By 1800, Turpin and Sarah had moved to Lincoln County, Kentucky, along with many of their Rentfrow cousins, aunts and uncles. Then sometime around 1805, Turpin and Sarah took their children and moved to Montgomery County in the newly formed state of Ohio.
On July 26th, 1808, Turpin penned his last will and testament. At 34, he was already for some reason “of weak body.” By September 6th of that year he was dead, leaving behind his widow Sarah and their eight children.
Over the next decade or two, all of their children would leave Ohio for Indiana except their youngest son, John. He was born right around the time of Turpin’s death and the 1850 census-taker would find him still living in Montgomery County, Ohio with his mother Sarah and list him as “insane.”

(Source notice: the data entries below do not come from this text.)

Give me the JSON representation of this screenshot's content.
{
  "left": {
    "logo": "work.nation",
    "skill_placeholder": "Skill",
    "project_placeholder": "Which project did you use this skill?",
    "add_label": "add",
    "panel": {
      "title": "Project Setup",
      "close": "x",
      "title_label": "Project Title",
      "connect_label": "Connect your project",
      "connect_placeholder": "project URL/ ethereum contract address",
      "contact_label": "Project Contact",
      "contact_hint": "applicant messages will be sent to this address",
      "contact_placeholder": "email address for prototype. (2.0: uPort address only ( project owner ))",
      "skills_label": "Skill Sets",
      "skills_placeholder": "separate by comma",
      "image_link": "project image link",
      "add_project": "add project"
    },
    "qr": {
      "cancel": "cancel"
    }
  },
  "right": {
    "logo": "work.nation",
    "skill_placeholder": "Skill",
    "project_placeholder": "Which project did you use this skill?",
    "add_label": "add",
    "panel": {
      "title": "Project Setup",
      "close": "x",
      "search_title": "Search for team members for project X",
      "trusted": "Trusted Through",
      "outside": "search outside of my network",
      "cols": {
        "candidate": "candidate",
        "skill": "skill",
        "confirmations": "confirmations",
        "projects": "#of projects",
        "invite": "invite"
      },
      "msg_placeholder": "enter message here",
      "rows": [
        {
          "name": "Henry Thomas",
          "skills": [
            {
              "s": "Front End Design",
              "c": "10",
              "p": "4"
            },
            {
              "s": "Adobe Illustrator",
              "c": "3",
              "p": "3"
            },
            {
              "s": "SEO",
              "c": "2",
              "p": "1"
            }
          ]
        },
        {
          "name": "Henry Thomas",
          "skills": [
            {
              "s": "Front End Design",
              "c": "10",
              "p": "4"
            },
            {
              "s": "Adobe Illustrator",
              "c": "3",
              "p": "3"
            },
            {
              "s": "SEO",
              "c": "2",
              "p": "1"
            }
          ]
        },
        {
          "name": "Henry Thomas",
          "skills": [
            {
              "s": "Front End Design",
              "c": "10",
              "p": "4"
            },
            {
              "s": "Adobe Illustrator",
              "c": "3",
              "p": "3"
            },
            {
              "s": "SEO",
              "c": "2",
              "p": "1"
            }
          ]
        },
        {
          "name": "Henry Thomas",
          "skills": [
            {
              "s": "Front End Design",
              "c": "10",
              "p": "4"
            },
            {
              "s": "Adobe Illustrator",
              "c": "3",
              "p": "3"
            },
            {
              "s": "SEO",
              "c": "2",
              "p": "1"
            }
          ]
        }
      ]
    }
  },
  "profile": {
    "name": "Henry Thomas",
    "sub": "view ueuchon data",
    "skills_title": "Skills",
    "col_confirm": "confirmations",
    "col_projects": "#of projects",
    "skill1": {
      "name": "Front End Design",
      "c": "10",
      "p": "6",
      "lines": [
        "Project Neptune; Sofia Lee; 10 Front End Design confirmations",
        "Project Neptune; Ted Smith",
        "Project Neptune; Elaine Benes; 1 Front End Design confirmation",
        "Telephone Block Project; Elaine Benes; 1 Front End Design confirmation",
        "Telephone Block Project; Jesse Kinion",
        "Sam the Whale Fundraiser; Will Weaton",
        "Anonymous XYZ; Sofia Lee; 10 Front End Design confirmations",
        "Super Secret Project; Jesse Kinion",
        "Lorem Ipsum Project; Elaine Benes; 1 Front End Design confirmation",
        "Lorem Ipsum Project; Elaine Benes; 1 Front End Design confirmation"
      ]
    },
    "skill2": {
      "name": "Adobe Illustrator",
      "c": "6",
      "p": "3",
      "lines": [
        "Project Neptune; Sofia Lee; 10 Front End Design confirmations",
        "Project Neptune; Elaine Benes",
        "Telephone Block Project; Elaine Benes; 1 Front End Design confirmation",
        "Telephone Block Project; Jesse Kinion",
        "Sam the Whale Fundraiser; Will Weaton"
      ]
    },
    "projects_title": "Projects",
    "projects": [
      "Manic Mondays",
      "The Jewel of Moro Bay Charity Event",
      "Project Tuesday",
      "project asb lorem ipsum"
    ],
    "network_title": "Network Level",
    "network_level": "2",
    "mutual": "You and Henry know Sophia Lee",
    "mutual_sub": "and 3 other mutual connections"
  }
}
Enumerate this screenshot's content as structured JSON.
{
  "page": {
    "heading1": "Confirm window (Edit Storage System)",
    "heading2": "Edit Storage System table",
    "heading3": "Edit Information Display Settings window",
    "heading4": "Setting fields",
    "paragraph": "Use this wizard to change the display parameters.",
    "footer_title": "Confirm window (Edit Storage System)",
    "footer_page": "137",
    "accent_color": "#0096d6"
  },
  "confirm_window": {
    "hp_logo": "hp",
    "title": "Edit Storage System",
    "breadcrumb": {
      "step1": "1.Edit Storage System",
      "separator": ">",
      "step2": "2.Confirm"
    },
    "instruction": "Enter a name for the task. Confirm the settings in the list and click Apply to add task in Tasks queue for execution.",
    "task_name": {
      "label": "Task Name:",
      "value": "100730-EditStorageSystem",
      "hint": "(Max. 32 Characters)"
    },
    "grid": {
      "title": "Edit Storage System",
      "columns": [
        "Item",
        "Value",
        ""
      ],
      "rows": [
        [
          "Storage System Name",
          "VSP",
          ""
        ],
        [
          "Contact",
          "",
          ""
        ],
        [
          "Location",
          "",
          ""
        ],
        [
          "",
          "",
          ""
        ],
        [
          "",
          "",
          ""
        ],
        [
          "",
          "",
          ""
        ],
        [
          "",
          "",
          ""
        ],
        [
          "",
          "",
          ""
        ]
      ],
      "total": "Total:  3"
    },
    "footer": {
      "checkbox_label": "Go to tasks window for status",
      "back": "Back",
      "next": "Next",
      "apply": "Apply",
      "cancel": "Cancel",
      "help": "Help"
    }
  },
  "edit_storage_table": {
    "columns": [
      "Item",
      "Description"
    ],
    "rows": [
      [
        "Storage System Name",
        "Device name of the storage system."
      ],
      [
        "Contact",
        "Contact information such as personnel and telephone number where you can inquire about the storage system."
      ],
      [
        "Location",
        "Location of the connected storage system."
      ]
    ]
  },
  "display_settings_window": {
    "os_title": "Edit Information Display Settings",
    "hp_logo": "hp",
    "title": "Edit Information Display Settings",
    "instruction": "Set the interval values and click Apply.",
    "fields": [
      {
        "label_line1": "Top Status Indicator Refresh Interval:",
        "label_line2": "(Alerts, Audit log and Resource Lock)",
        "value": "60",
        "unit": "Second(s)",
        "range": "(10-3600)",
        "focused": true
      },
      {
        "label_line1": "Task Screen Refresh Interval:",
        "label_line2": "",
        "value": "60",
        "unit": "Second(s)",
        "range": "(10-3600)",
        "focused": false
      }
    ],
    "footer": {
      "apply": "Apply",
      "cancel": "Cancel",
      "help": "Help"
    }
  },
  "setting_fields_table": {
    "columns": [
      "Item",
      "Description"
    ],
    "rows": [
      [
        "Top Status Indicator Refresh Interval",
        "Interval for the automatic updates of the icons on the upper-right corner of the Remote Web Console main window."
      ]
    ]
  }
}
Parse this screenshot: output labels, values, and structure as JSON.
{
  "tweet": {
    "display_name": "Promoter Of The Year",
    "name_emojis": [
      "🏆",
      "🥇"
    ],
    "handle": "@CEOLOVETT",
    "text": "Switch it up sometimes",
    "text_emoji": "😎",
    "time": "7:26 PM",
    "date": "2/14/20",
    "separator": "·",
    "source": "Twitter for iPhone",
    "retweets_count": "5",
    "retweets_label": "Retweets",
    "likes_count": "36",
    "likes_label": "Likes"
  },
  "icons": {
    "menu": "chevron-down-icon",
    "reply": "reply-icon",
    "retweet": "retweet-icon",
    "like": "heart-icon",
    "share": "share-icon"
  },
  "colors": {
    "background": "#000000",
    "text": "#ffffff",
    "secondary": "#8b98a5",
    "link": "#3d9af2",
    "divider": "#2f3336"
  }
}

Among Turpin and Sarah’s more than 50 grandchildren (I’m still counting) are at least eight veterans of the Civil War. A few served for less than a year, a few served for the whole war and one died of disease after only a few weeks in the army.
Of all these grandchildren, I’ve only found one named Turpin.
Eight children provide more than enough stories to follow and details to track down. Just figuring out this one small part of my family tree could take a long, long time.